Long Short-Term Memory (LSTM) for Sentiment Analysis

Procedure

  1. Importing Libraries: All required Python libraries for numerical computation, text preprocessing, deep learning model construction, training, evaluation, and visualization are imported. These include NumPy, Matplotlib, Seaborn, TensorFlow/Keras, and Scikit-learn.
  1. Dataset Loading: The IMDB Movie Reviews dataset is loaded by reading text files from the predefined positive and negative review directories. To ensure manageable training time and controlled experimentation, a balanced subset of the dataset is used. Each review is assigned a sentiment label, with positive reviews labelled 1 and negative reviews 0.
  1. Text Preprocessing: The raw movie reviews are cleaned using regular expression-based preprocessing techniques. This includes:

    • Converting all text to lowercase.
    • Removing punctuation marks, digits, and special characters.
    • Eliminating extra whitespaces.

    This step helps reduce noise and improve the quality of textual features learned by the models.

  2. Data Splitting: The cleaned dataset is divided into three subsets:

    • Training set for learning model parameters.
    • Validation set for hyperparameter tuning and model selection.
    • Test set for final performance evaluation.

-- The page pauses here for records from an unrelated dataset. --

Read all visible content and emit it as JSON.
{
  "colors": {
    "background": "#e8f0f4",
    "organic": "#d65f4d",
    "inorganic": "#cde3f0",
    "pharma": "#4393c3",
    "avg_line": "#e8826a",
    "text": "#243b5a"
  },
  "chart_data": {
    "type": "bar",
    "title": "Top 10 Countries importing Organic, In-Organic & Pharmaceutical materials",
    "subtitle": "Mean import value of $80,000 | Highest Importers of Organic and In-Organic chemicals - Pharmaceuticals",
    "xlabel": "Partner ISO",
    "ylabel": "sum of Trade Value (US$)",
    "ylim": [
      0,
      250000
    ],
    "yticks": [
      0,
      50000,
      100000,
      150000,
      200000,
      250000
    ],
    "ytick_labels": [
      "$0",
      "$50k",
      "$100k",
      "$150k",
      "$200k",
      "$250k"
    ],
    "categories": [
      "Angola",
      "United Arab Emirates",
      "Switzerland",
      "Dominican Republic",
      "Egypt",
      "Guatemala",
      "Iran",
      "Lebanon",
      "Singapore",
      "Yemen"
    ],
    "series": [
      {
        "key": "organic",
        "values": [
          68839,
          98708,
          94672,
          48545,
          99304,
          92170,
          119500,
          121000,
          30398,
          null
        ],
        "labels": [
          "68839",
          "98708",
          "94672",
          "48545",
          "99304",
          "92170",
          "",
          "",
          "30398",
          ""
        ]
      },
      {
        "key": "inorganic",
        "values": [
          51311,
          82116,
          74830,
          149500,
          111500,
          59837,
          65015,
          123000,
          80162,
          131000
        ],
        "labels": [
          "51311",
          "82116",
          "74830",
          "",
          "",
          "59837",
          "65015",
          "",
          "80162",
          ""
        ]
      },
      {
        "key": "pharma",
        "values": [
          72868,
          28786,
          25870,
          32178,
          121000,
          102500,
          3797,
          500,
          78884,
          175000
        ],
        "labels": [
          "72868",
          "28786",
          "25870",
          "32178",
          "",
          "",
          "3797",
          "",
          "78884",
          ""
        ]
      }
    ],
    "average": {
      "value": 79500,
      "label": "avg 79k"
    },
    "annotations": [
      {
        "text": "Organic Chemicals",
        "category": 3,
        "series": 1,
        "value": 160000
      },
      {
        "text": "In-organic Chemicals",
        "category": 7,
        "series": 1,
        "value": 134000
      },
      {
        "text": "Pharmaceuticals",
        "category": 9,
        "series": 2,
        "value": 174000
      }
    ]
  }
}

    A stratified splitting strategy is used to ensure equal representation of positive and negative reviews across all subsets.

  3. Text Tokenization: The preprocessed text data is converted into a numerical format using a tokenizer with a fixed vocabulary size. Each word is assigned a unique integer index based on its frequency. Words not present in the vocabulary are replaced with an out-of-vocabulary (OOV) token to handle unseen words.

  4. Sequence Padding: Since movie reviews vary in length, all tokenized sequences are padded or truncated to a fixed maximum sequence length. This ensures uniform input dimensions for batch processing by the neural network models.

  5. Embedding Layer Construction: An embedding layer is added to both the RNN and LSTM models to transform word indices into dense vector representations. These embeddings capture semantic relationships between words and significantly improve model performance compared to sparse representations.

  6. Simple RNN Model Construction: A Simple Recurrent Neural Network (RNN) model is constructed using:

    • An embedding layer.
    • A SimpleRNN layer with dropout and recurrent dropout for regularization.
    • A dense output layer with sigmoid activation for binary sentiment classification.
  7. LSTM Model Construction: An LSTM-based model is constructed using:

    • An embedding layer.
    • An LSTM layer with dropout to reduce overfitting.
    • A sigmoid-activated output layer.

    The gating mechanisms in the LSTM enable effective learning of long-term dependencies in textual data.

  8. Model Compilation: Both RNN and LSTM models are compiled using:

    • Binary Cross-Entropy as the loss function.
    • Adam optimizer with different learning rates for RNN and LSTM training, for efficient gradient-based optimization.
    • Accuracy as the evaluation metric.
  9. Model Training: The RNN and LSTM models are trained for 150 epochs with a batch size of 128. During training:

    • Model checkpointing is used to save the model achieving the highest validation accuracy.
    • Learning rate scheduling is applied using ReduceLROnPlateau to reduce the learning rate when validation loss stagnates.
  10. Model Selection: After training, the best-performing versions of both models are loaded from the saved checkpoints. This ensures that evaluation is performed using the model state that generalizes best to unseen data.

  11. Model Evaluation: The selected RNN and LSTM models are evaluated on the test dataset. Performance metrics include:

    • Training and validation accuracy trends observed during model training.
    • Test accuracy obtained from the final evaluation.
    • Confusion matrix.
    • Classification report consisting of precision, recall, and F1-score.
  12. Performance Visualization: Learning curves for training and validation loss and accuracy are plotted to analyse model convergence and overfitting behaviour. Additionally, ROC curves and precision–recall curves are generated to assess classification performance more comprehensively.

  13. Performance Comparison: Finally, the performance of the Simple RNN and LSTM models is compared based on accuracy, loss trends, ROC–AUC scores, and classification metrics to highlight the effectiveness of LSTM in handling long-term dependencies in sentiment analysis tasks, by analysing both the individual performance curves of the RNN and LSTM models as well as their combined comparative curves.